視界一面を満たすほどに巨大な魔力砲撃が二人を呑み込んだ数瞬後、魔力砲撃の中から金属球が飛び出してきた。
人間サイズの金属球は至るところに亀裂が入っており、流星の尾のように暴食の黒いオーラを引いていた。
どうやらルダーの【金属と変異の魔権】の【金属支配】で生み出した金属を纏った上で、暴食のオーラで強化魔力砲撃の威力を削いで防いだようだ。
〈錬鉄の勇者〉の冠位称号によってユニークスキルが強化されていなければ、暴食のオーラで減衰していても強化魔力砲撃は防げなかっただろう。
「ルダーよ。
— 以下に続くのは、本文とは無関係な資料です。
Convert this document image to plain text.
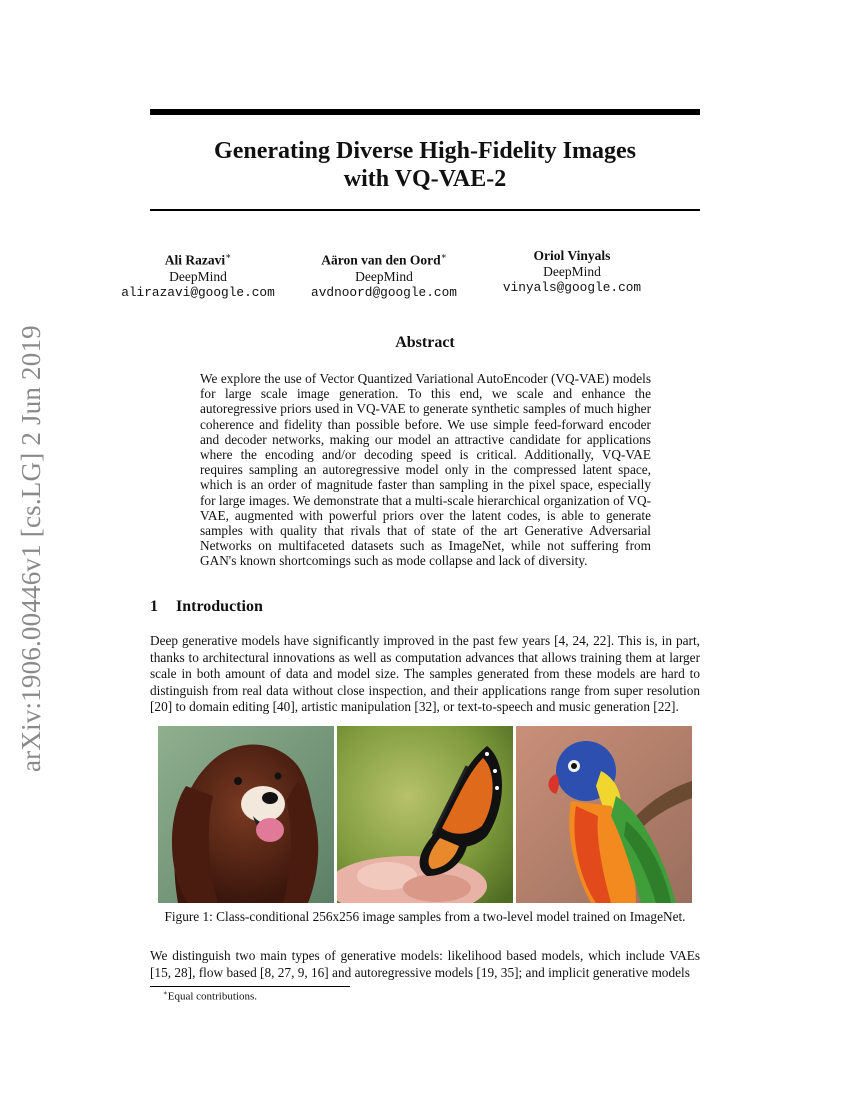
Generating Diverse High-Fidelity Images
with VQ-VAE-2
Ali Razavi∗
DeepMind
alirazavi@google.com
Aäron van den Oord∗
DeepMind
avdnoord@google.com
Oriol Vinyals
DeepMind
vinyals@google.com
arXiv:1906.00446v1 [cs.LG] 2 Jun 2019	Abstract
We explore the use of Vector Quantized Variational AutoEncoder (VQ-VAE) models for large scale image generation. To this end, we scale and enhance the autoregressive priors used in VQ-VAE to generate synthetic samples of much higher coherence and fidelity than possible before. We use simple feed-forward encoder and decoder networks, making our model an attractive candidate for applications where the encoding and/or decoding speed is critical. Additionally, VQ-VAE requires sampling an autoregressive model only in the compressed latent space, which is an order of magnitude faster than sampling in the pixel space, especially for large images. We demonstrate that a multi-scale hierarchical organization of VQ-VAE, augmented with powerful priors over the latent codes, is able to generate samples with quality that rivals that of state of the art Generative Adversarial Networks on multifaceted datasets such as ImageNet, while not suffering from GAN's known shortcomings such as mode collapse and lack of diversity.
1 Introduction
Deep generative models have significantly improved in the past few years [4, 24, 22]. This is, in part, thanks to architectural innovations as well as computation advances that allows training them at larger scale in both amount of data and model size. The samples generated from these models are hard to distinguish from real data without close inspection, and their applications range from super resolution [20] to domain editing [40], artistic manipulation [32], or text-to-speech and music generation [22].
Figure 1: Class-conditional 256x256 image samples from a two-level model trained on ImageNet.
We distinguish two main types of generative models: likelihood based models, which include VAEs [15, 28], flow based [8, 27, 9, 16] and autoregressive models [19, 35]; and implicit generative models
∗Equal contributions.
奴は〈魔王〉ではないのじゃな?」
「はい。信じられませんが、〈星戦〉が発動しませんので間違いないかと」
「ふむ。この重圧……あの角から魔人種の亜人かとも思ったが、人類種の能力にしてはあまりにも異質過ぎる。魔王級の魔物とみて間違いあるまい」
金属球の中から姿を現した二人の会話を【地獄耳】で盗み聞きながら、ルダーが選ばれた理由の一端について思い至った。
おそらくだが、相対する魔物が〈魔王〉か否かを確かめるために選ばれたのだろう。
他にもグランアス真帝国に属する〈勇者〉は複数人おり、その中でも最適な者が選ばれたといったところか。
とはいえ、ヴェスキル基地からの救援要請の中にあった情報の中に俺に関する情報はなかったはずだ。
彼らの能力から考えても、一番目立っていたダークヤングを基準にしていることが窺える。
その人員を二手に分けるのは彼らとしても想定外だっただろうな。
後方で観戦していた甲斐があったというものだ。
「まぁ、実際のところ別にどちらでも構わないのだけどね。ワタシの力をニンゲンに示すことが出来さえすれば」
冠位称号持ちの〈勇者〉であるルダーや特殊な肉体のラゼルにも魅了が効くかは不明だが、【黄金ノ女神】が通じるならばすぐに決着は着くだろう。
だが、せっかくの力を奮う機会を無駄にはしたくないので、彼らに魅了の力を使うのはナシだ。
視線の先ではラゼルが背中から虫の翅のような巨大な黒い翅を生やし、ルダーは自ら生成した金属を全身に纏って金属の魔人と化していた。
ラゼルの周りには暴食のオーラが漂い、ルダーの全身の金属には大量の聖気が宿っている。
変貌した二人の姿に期待に胸を膨らませつつ攻撃を再開した。